Andor premiered on Disney+ on September 21, 2022, with the first three episodes being released. The rest of the 12-episode first season will be released weekly.[18] The series previously was expected to debut in 2021,[78] before production was delayed by the COVID-19 pandemic.[26] It was originally set to premiere on August 31 with two episodes.[33] The second and final season will also consist of 12 episodes,[33] with Gilroy expecting it to release in late 2024.[65]

Reception

Audience viewership

According to the streaming aggregator Reelgood, Star Wars: Andor was the most watched program across all platforms during the week of September 28, 2022.[79][80][81]

Critical response

Andor: Critical reception by episode

Andor (2022): Percentage of positive critics' reviews tracked by the website Rotten Tomatoes[82]

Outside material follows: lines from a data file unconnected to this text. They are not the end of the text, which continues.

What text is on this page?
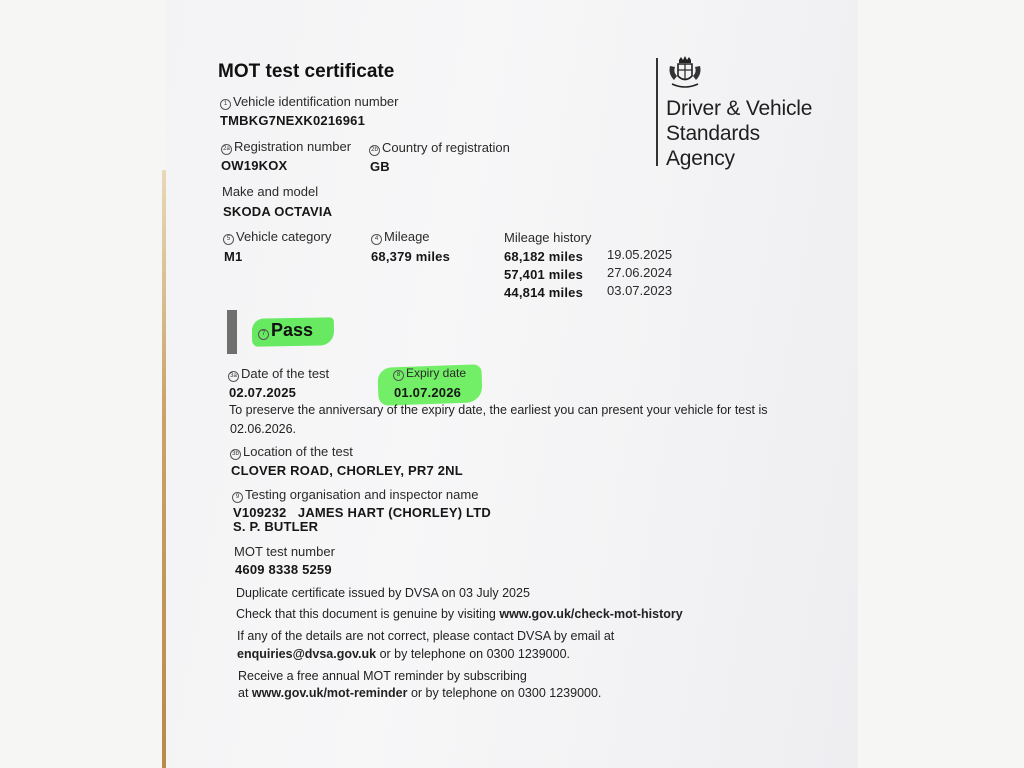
MOT test certificate
Driver & Vehicle
Standards
Agency
1 Vehicle identification number
TMBKG7NEXK0216961
2a Registration number
OW19KOX
2b Country of registration
GB
Make and model
SKODA OCTAVIA
5 Vehicle category
M1
4 Mileage
68,379 miles
Mileage history
68,182 miles 19.05.2025
57,401 miles 27.06.2024
44,814 miles 03.07.2023
7 Pass
3a Date of the test
02.07.2025
8 Expiry date
01.07.2026
To preserve the anniversary of the expiry date, the earliest you can present your vehicle for test is
02.06.2026.
3b Location of the test
CLOVER ROAD, CHORLEY, PR7 2NL
9 Testing organisation and inspector name
V109232   JAMES HART (CHORLEY) LTD
S. P. BUTLER
MOT test number
4609 8338 5259
Duplicate certificate issued by DVSA on 03 July 2025
Check that this document is genuine by visiting www.gov.uk/check-mot-history
If any of the details are not correct, please contact DVSA by email at
enquiries@dvsa.gov.uk or by telephone on 0300 1239000.
Receive a free annual MOT reminder by subscribing
at www.gov.uk/mot-reminder or by telephone on 0300 1239000.
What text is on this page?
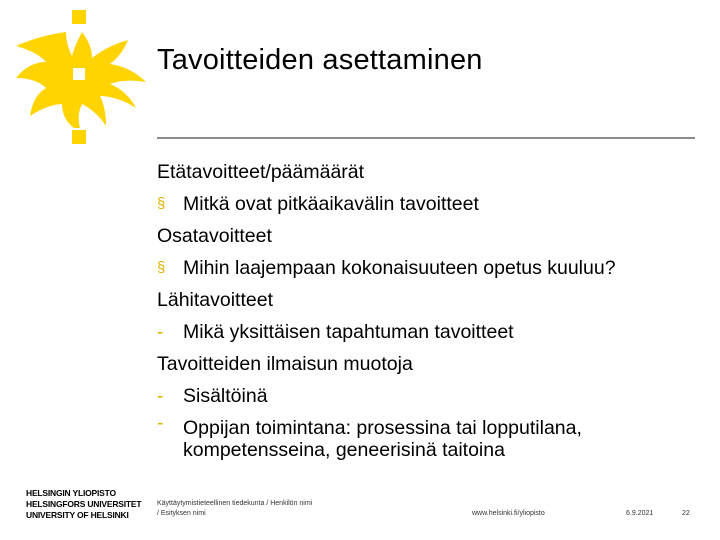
Tavoitteiden asettaminen
Etätavoitteet/päämäärät
§ Mitkä ovat pitkäaikavälin tavoitteet
Osatavoitteet
§ Mihin laajempaan kokonaisuuteen opetus kuuluu?
Lähitavoitteet
- Mikä yksittäisen tapahtuman tavoitteet
Tavoitteiden ilmaisun muotoja
- Sisältöinä
- Oppijan toimintana: prosessina tai lopputilana, kompetensseina, geneerisinä taitoina
HELSINGIN YLIOPISTO
HELSINGFORS UNIVERSITET
UNIVERSITY OF HELSINKI
Käyttäytymistieteellinen tiedekunta / Henkilön nimi
/ Esityksen nimi	www.helsinki.fi/yliopisto	6.9.2021	22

The review aggregator website Rotten Tomatoes reported an 90% approval rating with an average rating of 7.00/10, based on 399 critic reviews.[82] Metacritic, which uses a weighted average, assigned a score of 74 out of 100 based on 31 critics, indicating "generally favorable reviews".[83]

In a four star review, The Guardian called Andor "the best Star Wars show since The Mandalorian",[84] while Variety was positive towards Andor's departure from other Star Wars projects with a "story of people who have nothing to do with Solos, Skywalkers or Palpatines, but whose lives matter nonetheless".[85]